Pringle explained the importance of having a church ministry dedicated to influencing and leading people in the secular world to God, “We need as many influencers in the church as we can, who have sound and sane business practices.”
He started by challenging pastors attending to embrace these ministries by expanding and enlarging their concept of what a church should be.
“Some people are small-minded. Don’t be small-minded. The walls of the church need to be enlarged so all these ministries can be under the covering of the church. You need to release them into the world, then hold them accountable for growth, and don’t oppress them.”
“Make these ministries responsible for the growth of the church. I tell my ministry leaders that I’m not responsible for growth in the church, they are. I ensure that they can do this by putting round pegs into round holes, not square pegs in round holes.” Even though some businessmen might be too busy to attend church service regularly, Pringle explained, pastors ought to understand and help them get as much as possible out of the few times they do attend.
Every month, Pringle hosts a “Pastor’s Table”, where he gathers the influencers in society— such as the businessmen, the politicians, the media people—and shares his visions, dreams and plans with them. In this way, he explains, he lets the marketplace ministry grow the church through its influence.
“Influence is based on success and integrity,” he described, “it doesn’t work without one or the other.” A successful person without integrity will not be trusted to teach or mentor, while a “truthful person who is always on time and keeps his word,” but who is stagnant and unsuccessful will not be sought after. “If Bill Gates and Bob Lil’ John both came to speak, and tickets were priced at $50 each, I can tell you right now which ticket you’d buy,” he joked.
“The history of the Bible is based on powerful men—they were kings, leaders, businesspeople. It was not written by a holy man, sitting on top of a mountain, writing down good ideas that come into his head.” He gave examples of such leaders, like Abraham, Moses and Solomon who were either businessmen or very prosperous.
Despite the biblical proof, many Christians were raised in a culture that equates holiness with poverty. “The Bible is a rich man’s book!” he retorted, “If you follow what is written in this book, it’s gonna lead you to success, not poverty.”
Pringle encouraged the attendees to become “marketplace ministers” who would “take in the world, and bring it to God.”
“God loves to take what was in the world, sanctify it and use it against the darkness.” Pringle concluded by explaining the four principles of leadership: vision, goals, strategy and team.
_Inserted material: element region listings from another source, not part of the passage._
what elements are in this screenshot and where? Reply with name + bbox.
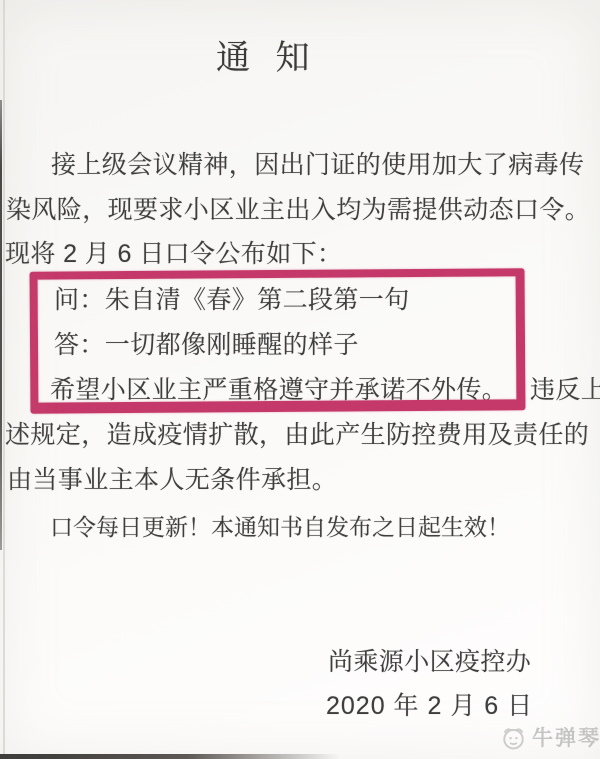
notice-effective-line: 口令每日更新！本通知书自发布之日起生效！	[50, 515, 510, 541]
password-warning-line: 希望小区业主严重格遵守并承诺不外传。	[50, 376, 507, 404]
password-answer-line: 答：一切都像刚睡醒的样子	[54, 331, 359, 359]
notice-body-line-3: 现将 2 月 6 日口令公布如下：	[5, 240, 342, 268]
scan-edge-left-dark	[0, 100, 2, 550]
notice-body-line-2: 染风险，现要求小区业主出入均为需提供动态口令。	[6, 196, 590, 224]
warning-overflow-text: 违反上	[530, 376, 600, 404]
notice-body-line-4: 述规定，造成疫情扩散，由此产生防控费用及责任的	[5, 421, 589, 449]
notice-title: 通 知	[216, 40, 309, 77]
watermark: 牛弹琴	[500, 722, 600, 752]
notice-date: 2020 年 2 月 6 日	[326, 692, 533, 720]
scan-edge-left-hairline	[3, 0, 5, 759]
notice-body-line-5: 由当事业主本人无条件承担。	[7, 466, 337, 494]
password-question-line: 问：朱自清《春》第二段第一句	[54, 286, 410, 314]
notice-signature: 尚乘源小区疫控办	[328, 648, 531, 676]
watermark-label: 牛弹琴	[532, 722, 600, 752]
scan-edge-bottom-dark	[0, 754, 340, 759]
notice-photo: 通 知 接上级会议精神，因出门证的使用加大了病毒传 染风险，现要求小区业主出入均…	[0, 0, 600, 759]
notice-body-line-1: 接上级会议精神，因出门证的使用加大了病毒传	[51, 151, 584, 179]
bull-logo-icon	[500, 724, 527, 751]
The four interconnected principles stem one from the other.
“Without a vision, you can’t be a leader. You need a God-vision, not just a good vision; you need a God idea, not just a good idea,” Pringle said.
From the vision, measurable goals are created. “That are some goals that you need, like how to improve the weak areas in your life, and some that you desire, things that would be nice.”
With the goals clearly stated, a strategy can then be formed. “The Bible tells us to see the end from the beginning.”
Lastly, you have to share your vision with your team. “If you’re a boss, then you already have a team that works for you. But some of you run a sole business. ‘I don’t have a team,’ you say. Are you married? If you are, then you have a team! Even if you aren’t, you have a legal person, a banker and an accountant. That’s your team.”
“You need to regularly share your vision with your team. You need to remind them. If you have a vision, and you run with it, people are going to help you on your way.”
The session had a lasting impact on Charles Chee, 29, a career consultant. “Vision is really very important. Very often, teams do not know their leader’s vision. They follow the rules and directions given, but have no idea what the vision actually is. If we can catch this and bring it back to our workplace, the results will be awesome.”